The Little Denmark District of the Mormon Pioneer National Heritage Area is located within Sanpete County, in Central Utah. The Sanpitch Mountains on the west and the Wasatch Plateau on the east surround the charming collection of 12 small towns and communities within the district. They are framed within the beauty that Sanpete Valley offers. These mountain ranges offer many lakes and streams to provide an outdoor experience for each and everyone. From spectator to the seasoned outdoors person, many enticing opportunities await.
Communities in Little Denmark:
- Mount Pleasant
- Spring City
- Fountain Green
The largest city in the district is Ephraim, home of the Scandinavian Festival and Snow College. Snow College offers two-year degrees and hosts an extension program with the Utah State University.
Five miles south, on Utah Heritage Highway 89 is the county seat of Manti. Here on Temple Hill, the annual presentation of Mormon Miracle Pageant is held. The 8 free performances attract combined audiences of 80,000. With a setting under the stars on Temple Hill, 500 performers tell the beginnings of the Church of Jesus Christ of Latter-day Saints.

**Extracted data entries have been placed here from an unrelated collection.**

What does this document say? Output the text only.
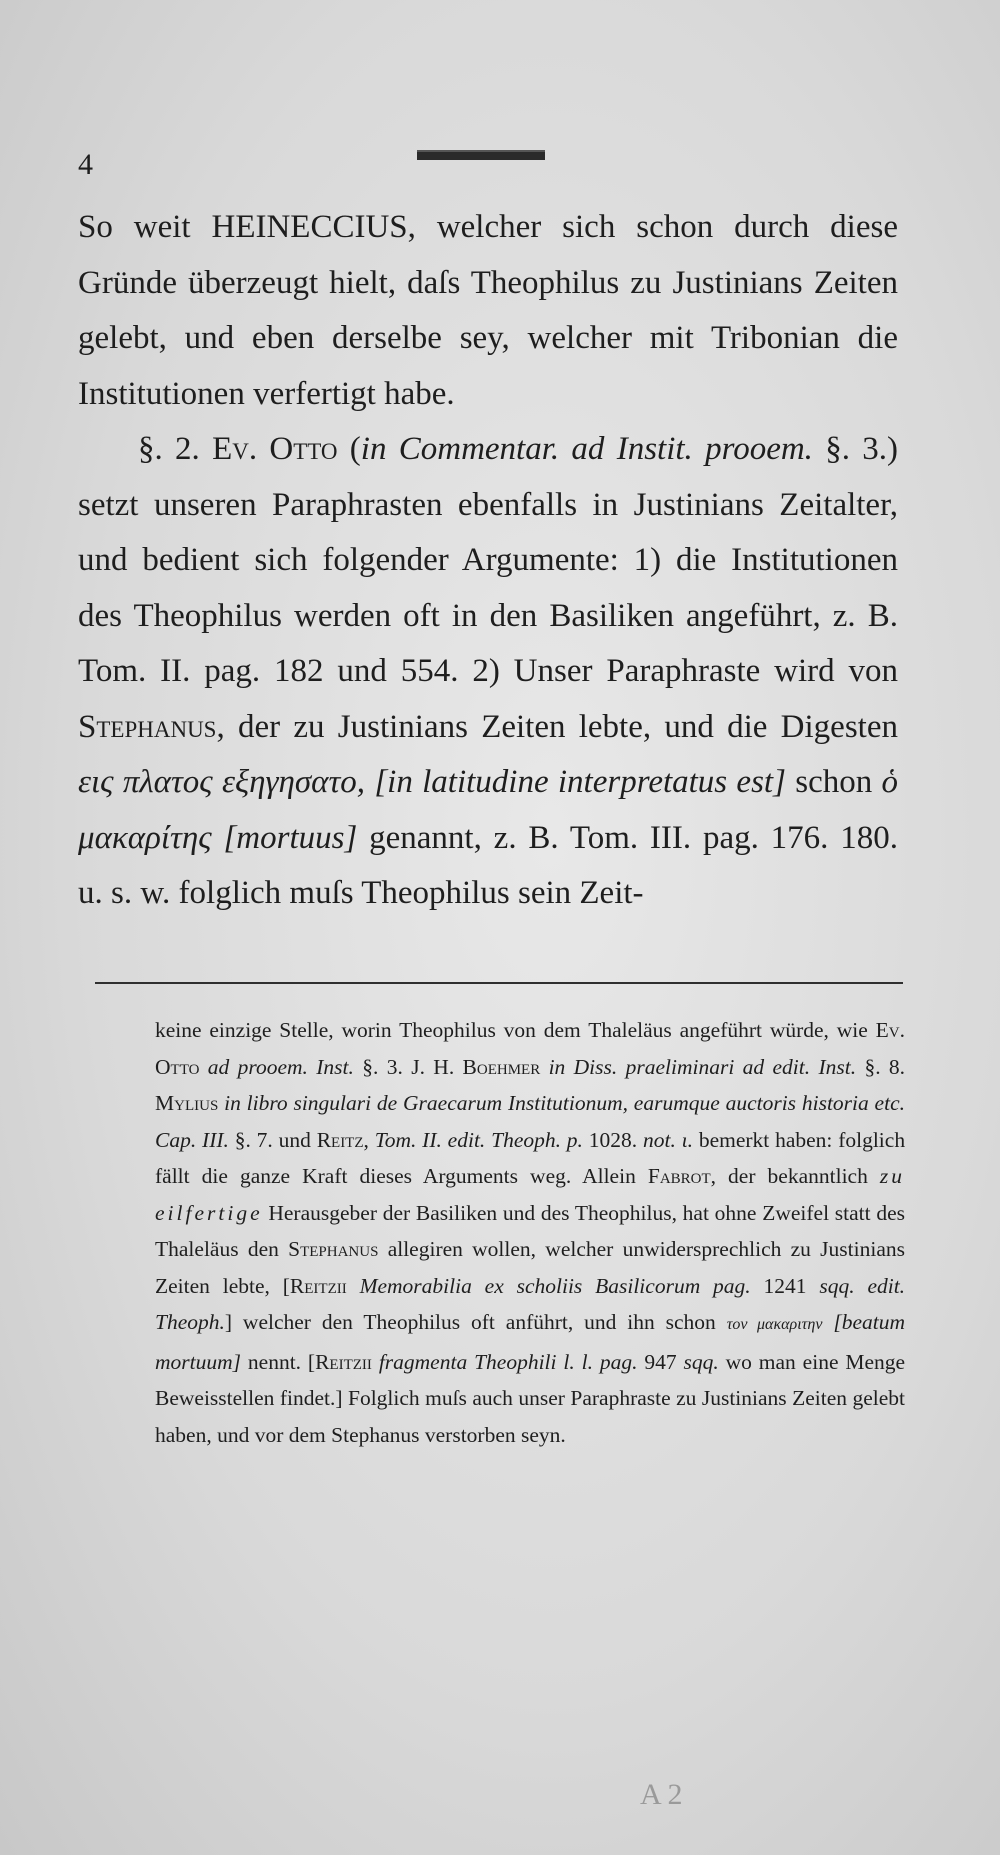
4

So weit HEINECCIUS, welcher sich schon durch diese Gründe überzeugt hielt, daſs Theophilus zu Justinians Zeiten gelebt, und eben derselbe sey, welcher mit Tribonian die Institutionen verfertigt habe.

§. 2. Ev. Otto (in Commentar. ad Instit. prooem. §. 3.) setzt unseren Paraphrasten ebenfalls in Justinians Zeitalter, und bedient sich folgender Argumente: 1) die Institutionen des Theophilus werden oft in den Basiliken angeführt, z. B. Tom. II. pag. 182 und 554. 2) Unser Paraphraste wird von Stephanus, der zu Justinians Zeiten lebte, und die Digesten εις πλατος εξηγησατο, [in latitudine interpretatus est] schon ὁ μακαρίτης [mortuus] genannt, z. B. Tom. III. pag. 176. 180. u. s. w. folglich muſs Theophilus sein Zeit-

keine einzige Stelle, worin Theophilus von dem Thaleläus angeführt würde, wie Ev. Otto ad prooem. Inst. §. 3. J. H. Boehmer in Diss. praeliminari ad edit. Inst. §. 8. Mylius in libro singulari de Graecarum Institutionum, earumque auctoris historia etc. Cap. III. §. 7. und Reitz, Tom. II. edit. Theoph. p. 1028. not. ι. bemerkt haben: folglich fällt die ganze Kraft dieses Arguments weg. Allein Fabrot, der bekanntlich zu eilfertige Herausgeber der Basiliken und des Theophilus, hat ohne Zweifel statt des Thaleläus den Stephanus allegiren wollen, welcher unwidersprechlich zu Justinians Zeiten lebte, [Reitzii Memorabilia ex scholiis Basilicorum pag. 1241 sqq. edit. Theoph.] welcher den Theophilus oft anführt, und ihn schon τον μακαριτην [beatum mortuum] nennt. [Reitzii fragmenta Theophili l. l. pag. 947 sqq. wo man eine Menge Beweisstellen findet.] Folglich muſs auch unser Paraphraste zu Justinians Zeiten gelebt haben, und vor dem Stephanus verstorben seyn.

A 2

Traveling north from Ephraim on Highway 89, a turn to the east will bring you into Historic Spring City. The entire city of Spring City is on the National Register of Historic Places. This historical designation recognizes Spring City’s status as a well-preserved example of a Mormon settlement. Many artisans live in this community and have their studios, or galleries here as well. Here you can see several homes built 150 years ago.

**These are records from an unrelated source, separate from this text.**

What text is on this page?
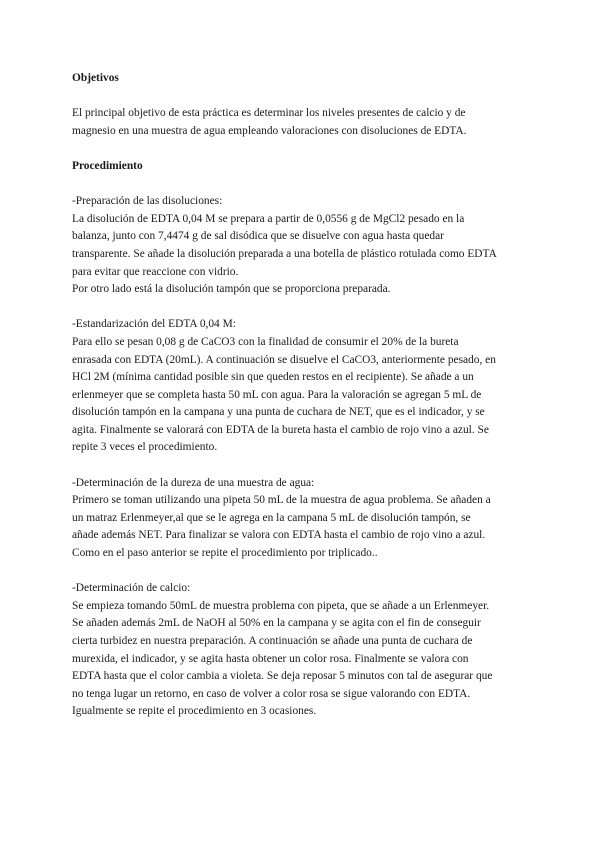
Objetivos

El principal objetivo de esta práctica es determinar los niveles presentes de calcio y de
magnesio en una muestra de agua empleando valoraciones con disoluciones de EDTA.

Procedimiento

-Preparación de las disoluciones:
La disolución de EDTA 0,04 M se prepara a partir de 0,0556 g de MgCl2 pesado en la
balanza, junto con 7,4474 g de sal disódica que se disuelve con agua hasta quedar
transparente. Se añade la disolución preparada a una botella de plástico rotulada como EDTA
para evitar que reaccione con vidrio.
Por otro lado está la disolución tampón que se proporciona preparada.
-Estandarización del EDTA 0,04 M:
Para ello se pesan 0,08 g de CaCO3 con la finalidad de consumir el 20% de la bureta
enrasada con EDTA (20mL). A continuación se disuelve el CaCO3, anteriormente pesado, en
HCl 2M (mínima cantidad posible sin que queden restos en el recipiente). Se añade a un
erlenmeyer que se completa hasta 50 mL con agua. Para la valoración se agregan 5 mL de
disolución tampón en la campana y una punta de cuchara de NET, que es el indicador, y se
agita. Finalmente se valorará con EDTA de la bureta hasta el cambio de rojo vino a azul. Se
repite 3 veces el procedimiento.
-Determinación de la dureza de una muestra de agua:
Primero se toman utilizando una pipeta 50 mL de la muestra de agua problema. Se añaden a
un matraz Erlenmeyer,al que se le agrega en la campana 5 mL de disolución tampón, se
añade además NET. Para finalizar se valora con EDTA hasta el cambio de rojo vino a azul.
Como en el paso anterior se repite el procedimiento por triplicado..
-Determinación de calcio:
Se empieza tomando 50mL de muestra problema con pipeta, que se añade a un Erlenmeyer.
Se añaden además 2mL de NaOH al 50% en la campana y se agita con el fin de conseguir
cierta turbidez en nuestra preparación. A continuación se añade una punta de cuchara de
murexida, el indicador, y se agita hasta obtener un color rosa. Finalmente se valora con
EDTA hasta que el color cambia a violeta. Se deja reposar 5 minutos con tal de asegurar que
no tenga lugar un retorno, en caso de volver a color rosa se sigue valorando con EDTA.
Igualmente se repite el procedimiento en 3 ocasiones.
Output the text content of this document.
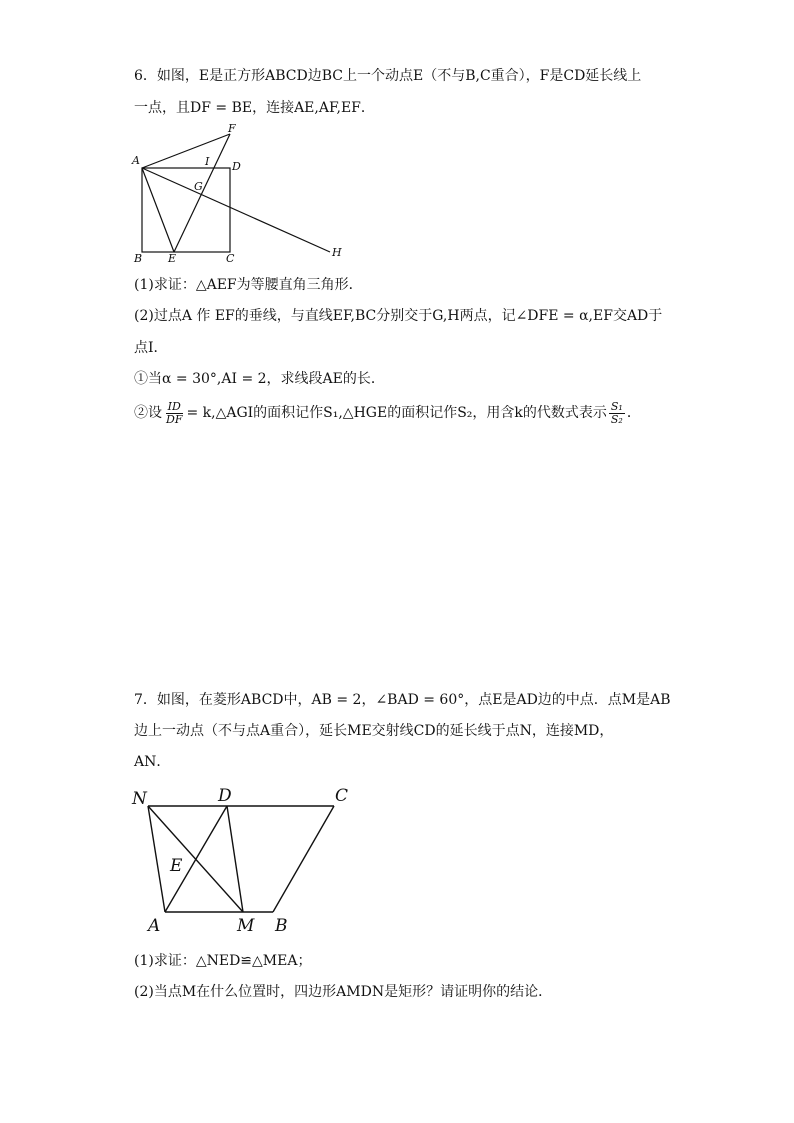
6．如图，E是正方形ABCD边BC上一个动点E（不与B,C重合），F是CD延长线上
一点，且DF = BE，连接AE,AF,EF．
A
B	C
D
E
F
G
H
I
(1)求证：△AEF为等腰直角三角形．
(2)过点A 作 EF的垂线，与直线EF,BC分别交于G,H两点，记∠DFE = α,EF交AD于
点I．
①当α = 30°,AI = 2，求线段AE的长．
②设 $\frac{ID}{DF}$ = k,△AGI的面积记作S₁,△HGE的面积记作S₂，用含k的代数式表示 $\frac{\text{S₁}}{\text{S₂}}$ ．
7．如图，在菱形ABCD中，AB = 2，∠BAD = 60°，点E是AD边的中点．点M是AB
边上一动点（不与点A重合），延长ME交射线CD的延长线于点N，连接MD，
AN．
N	D	C
E
A	M B
(1)求证：△NED≌△MEA；
(2)当点M在什么位置时，四边形AMDN是矩形？请证明你的结论．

Mount Pleasant City is one of the Preserve America and National Main Street Communities. This charming city is nestled between Ephraim and Fairview and is an excellent example of small town USA. Friendly people, local stores, and the gateway to many outdoor activities makes Mount Pleasant a great stopping place. Surrounded by mountains, deer are a common sight right on Main Street (photographed above). Many of the residents are greeted in the early morning or near dusk with a doe and her fawn or fawns grazing on their lawn.
As you travel through Mount Pleasant on Utah Heritage Highway 89, make sure to stop at the old National Guard Armory at the northeast corner State Street and Main Street.
You won’t want to miss the tribute to the United States Veterans of Wars.
[Local artist] “Jason Quinn, has helped refresh this community’s aging – and now retired – National Guard armory with larger-than-life murals of seven U.S. soldiers.
The figures are each painted to resemble three-dimensional bronze statues along Mount Pleasant’s high-trafficked intersection of Highway 89 and Main Street – mark each military conflict that brought Sanpete County residents to arms.
One serviceman cradles a rifle with a poncho pulled over his shoulders. Another sports an upturned mustache and wide-brimmed hat. Still another has a string of ammo slung over his chest.
Those residents fought in the Black Hawk War between Utah’s pioneers and their American Indian neighbors. They joined the Mexican-American War, both world wars, Korea, Vietnam and the latest conflicts in the Middle East.” By Jeremial Stettler of The Salt Lake Tribune on September 22, 2008.